L'équipementier Schaeffler s'attend à ce que son activité future dans le domaine des véhicules électriques soit moins importante que les ventes actuelles de moteurs à combustion, c'est pourquoi l'entreprise allemande se concentre sur la diversification de sa clientèle.

Par exemple, les roulements à billes que Schaeffler vend aux constructeurs automobiles pourraient être vendus à d'autres industries.

D'AUTRES ABANDONNERONT

Les petits fournisseurs sont déjà confrontés à la flambée des coûts des matières premières et de l'énergie, ainsi qu'à la nécessité d'investir dans des produits plus écologiques pour atteindre les objectifs climatiques des constructeurs automobiles.

Il pourrait être difficile de financer de nouveaux équipements pour les pièces de véhicules électriques.

M. Roberts, l'investisseur d'Evtec, a déclaré que l'entreprise avait prévu de signer un contrat d'une valeur d'environ 330 millions de livres (363,8 millions de dollars) pour des pièces de véhicules électriques avec JLR sur une période de sept ans, ainsi que 250 millions de livres avec d'autres constructeurs automobiles.

Mais en raison des longs délais d'exécution de l'industrie automobile, les modèles faisant l'objet de ces contrats ne commenceront pas à être produits avant deux ou trois ans.

Evtec doit dépenser jusqu'à 70 millions de livres pour de nouveaux outils et machines dans le cadre de ces contrats, dont Roberts paiera la moitié, bien avant de percevoir le moindre revenu.

Evtec bénéficie également du soutien de JLR, qui la considère comme un fournisseur stratégique.

"Nos fournisseurs jouent un rôle essentiel dans notre transformation", a déclaré un porte-parole de JLR. "Nous travaillons en étroite collaboration avec eux pendant la transition de l'industrie automobile vers l'électrification.

AlixPartners estime que les constructeurs automobiles ont engagé 526 milliards de dollars pour passer à l'électricité et que s'ils ne s'attaquent pas de manière proactive aux problèmes de leurs fournisseurs, ils pourraient finir par dépenser 70 milliards de dollars supplémentaires pour les résoudre.

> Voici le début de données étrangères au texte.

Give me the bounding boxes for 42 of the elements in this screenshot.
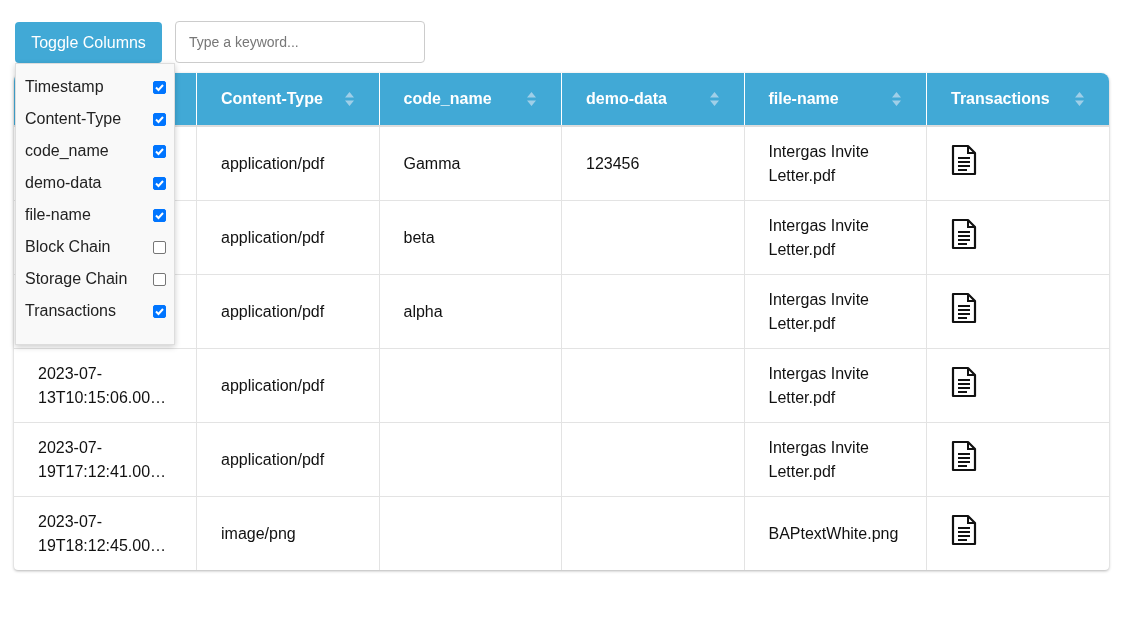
table-cell: beta — [403, 228, 435, 246]
document-icon[interactable] — [951, 292, 977, 324]
table-cell: Gamma — [403, 154, 461, 172]
table-cell-text: 2023-07-19T17:12:41.00… — [38, 437, 168, 482]
document-icon[interactable] — [951, 366, 977, 398]
table-cell: 123456 — [586, 154, 640, 172]
table-cell: application/pdf — [221, 302, 325, 320]
table-cell-text: 2023-07-19T18:12:45.00… — [38, 511, 168, 556]
checkbox[interactable] — [153, 272, 166, 286]
checkbox[interactable] — [153, 112, 166, 126]
table-cell: BAPtextWhite.png — [768, 524, 899, 542]
document-icon[interactable] — [951, 514, 977, 546]
table-cell: application/pdf — [221, 228, 325, 246]
checkbox[interactable] — [153, 208, 166, 222]
document-icon[interactable] — [951, 440, 977, 472]
column-toggle-item[interactable]: file-name — [16, 199, 174, 231]
column-toggle-item[interactable]: Content-Type — [16, 103, 174, 135]
table-cell: Intergas Invite Letter.pdf — [768, 142, 869, 184]
table-cell: Intergas Invite Letter.pdf — [768, 290, 869, 332]
table-cell: Intergas Invite Letter.pdf — [768, 216, 869, 258]
table-cell: image/png — [221, 524, 296, 542]
column-toggle-item[interactable]: Block Chain — [16, 231, 174, 263]
table-cell: alpha — [403, 302, 443, 320]
table-cell: Intergas Invite Letter.pdf — [768, 438, 869, 480]
table-cell: application/pdf — [221, 376, 325, 394]
document-icon[interactable] — [951, 218, 977, 250]
column-toggle-item[interactable]: Storage Chain — [16, 263, 174, 295]
checkbox[interactable] — [153, 144, 166, 158]
column-toggle-item[interactable]: Timestamp — [16, 71, 174, 103]
checkbox[interactable] — [153, 304, 166, 318]
table-cell-text: 2023-07-13T10:15:06.00… — [38, 363, 168, 408]
column-toggle-item[interactable]: demo-data — [16, 167, 174, 199]
table-cell: application/pdf — [221, 450, 325, 468]
table-cell: application/pdf — [221, 154, 325, 172]
table-cell: Intergas Invite Letter.pdf — [768, 364, 869, 406]
column-toggle-item[interactable]: Transactions — [16, 295, 174, 327]
checkbox[interactable] — [153, 80, 166, 94]
document-icon[interactable] — [951, 144, 977, 176]
checkbox[interactable] — [153, 176, 166, 190]
column-toggle-item[interactable]: code_name — [16, 135, 174, 167]
search-field[interactable]: Type a keyword... — [175, 21, 425, 63]
checkbox[interactable] — [153, 240, 166, 254]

Les fournisseurs de composants clés pourraient être sauvés, mais les constructeurs automobiles ne peuvent pas se permettre trop de sauvetages, a déclaré M. Wakefield.

Parker, d'Evtec, a déclaré qu'avec un investisseur soutenant sa transition, l'entreprise cherche à court terme à "combler les lacunes" en matière de revenus.

Au début de l'année, lorsqu'un fournisseur israélien a fait faillite, Evtec a repris une partie de ses activités. Alors que les fournisseurs se débattent après deux années de pandémie, de chocs d'approvisionnement et d'inflation, M. Parker s'attend à ce que de telles opportunités se multiplient.

"Si vous parvenez à vous accrocher suffisamment longtemps, d'autres se désengageront potentiellement", a déclaré M. Parker. "Vous avez alors plus de chances de décrocher des contrats.